When I read Creech’s award-winning novel, I was working on a first draft of a YA historical fiction — my writerly concerns take up much of this “review”, but it should be clear that I loved this book. Here’s what I wrote in 2009:
Most recent book read for 1,000 YA novels project is Walk Two Moons, by Sharon Creech. 1995 Newbery Medal winner and absolutely lovely. Complex story with three plot lines woven together so neatly it’s hard to tell when you’re moving from one to another. First person narrator who’s honest, troubled–and thirteen, just like my heroines. Her voice is real, her story full of ups and downs. Makes me wonder if I have enough ups in mine. That’s something to keep in mind, as I write those final 5,000 words in the next 6 days.
Last night I was talking about writing with my sister and her husband, who, no doubt in support of my effort, were reminding me of how many bad books have been written by famous authors. They wanted to know if I was writing a mystery, or a romance. When I answered that I was aspiring to literary fiction, L laughed. Not cruel laughter, not meaning, “as if you could!” He seemed more likely to mean, isn’t that what every writer aspires to?
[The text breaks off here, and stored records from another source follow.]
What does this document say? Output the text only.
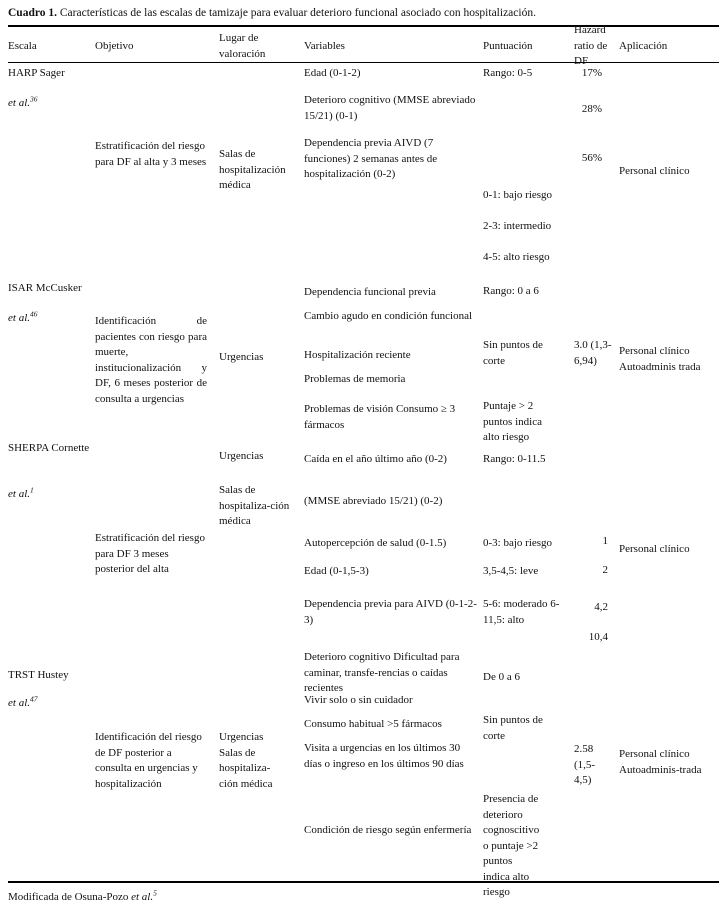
Cuadro 1. Características de las escalas de tamizaje para evaluar deterioro funcional asociado con hospitalización.
Escala	Objetivo
Lugar de valoración
Variables	Puntuación
Hazard ratio de DF
Aplicación
HARP Sager
et al.$^{36}$
Estratificación del riesgo para DF al alta y 3 meses
Salas de hospitalización médica
Edad (0-1-2)
Deterioro cognitivo (MMSE abreviado 15/21) (0-1)
Dependencia previa AIVD (7 funciones) 2 semanas antes de hospitalización (0-2)
Rango: 0-5
0-1: bajo riesgo
2-3: intermedio
4-5: alto riesgo
17%
28%
56%
Personal clínico
ISAR McCusker
et al.$^{46}$
Identificación de pacientes con riesgo para muerte, institucionalización y DF, 6 meses posterior de consulta a urgencias
Urgencias
Dependencia funcional previa
Cambio agudo en condición funcional
Hospitalización reciente
Problemas de memoria
Problemas de visión Consumo ≥ 3 fármacos
Rango: 0 a 6
Sin puntos de corte
Puntaje > 2 puntos indica alto riesgo
3.0 (1,3-6,94)
Personal clínico Autoadminis trada
SHERPA Cornette
et al.$^1$
Estratificación del riesgo para DF 3 meses posterior del alta
Urgencias
Salas de hospitaliza-ción médica
Caída en el año último año (0-2)
(MMSE abreviado 15/21) (0-2)
Autopercepción de salud (0-1.5)
Edad (0-1,5-3)
Dependencia previa para AIVD (0-1-2-3)
Rango: 0-11.5
0-3: bajo riesgo
3,5-4,5: leve
5-6: moderado 6-11,5: alto
1
2
4,2
10,4
Personal clínico
TRST Hustey
et al.$^{47}$
Identificación del riesgo de DF posterior a consulta en urgencias y hospitalización
Urgencias Salas de hospitaliza-ción médica
Deterioro cognitivo Dificultad para caminar, transfe-rencias o caídas recientes
Vivir solo o sin cuidador
Consumo habitual >5 fármacos
Visita a urgencias en los últimos 30 días o ingreso en los últimos 90 días
Condición de riesgo según enfermería
De 0 a 6
Sin puntos de corte
Presencia de deterioro cognoscitivo o puntaje >2 puntos indica alto riesgo
2.58 (1,5-4,5)
Personal clínico Autoadminis-trada
Modificada de Osuna-Pozo et al.$^5$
Possibly–in fact, as I think about it, there probably aren’t many writers who aspire to less than that. Even those paid by the word (like Dickens, for instance) must also have some higher goal. The story drags us along, demanding to be told, and we try to tell it in the best words we can find.
The definition of “literary fiction”, according to that stand-by resource, Wikipedia, is as follows: it “focuses more on style, psychological depth, and character, whereas mainstream commercial fiction (the page-turner) focuses more on narrative and plot.” This sounds about right.
Can a YA book be literary fiction? Yes, definitely. Look at the awards–by some standards, the ultimate acknowledgement of LF. Creech’s book has it, with the big medal on its cover. She deserves it, her book deserves it. But reading her makes me almost despair.
That despair has diminished, but not completely disappeared. I was happy to hear Neil Gaiman mention his writerly fears — of the public’s discovery that he’s a fraud and the subsequent loss of permission for him to do what he loves most. If someone as excellent as Gaiman (another Newbery award winner) shares these fears, there’s hope for all of us.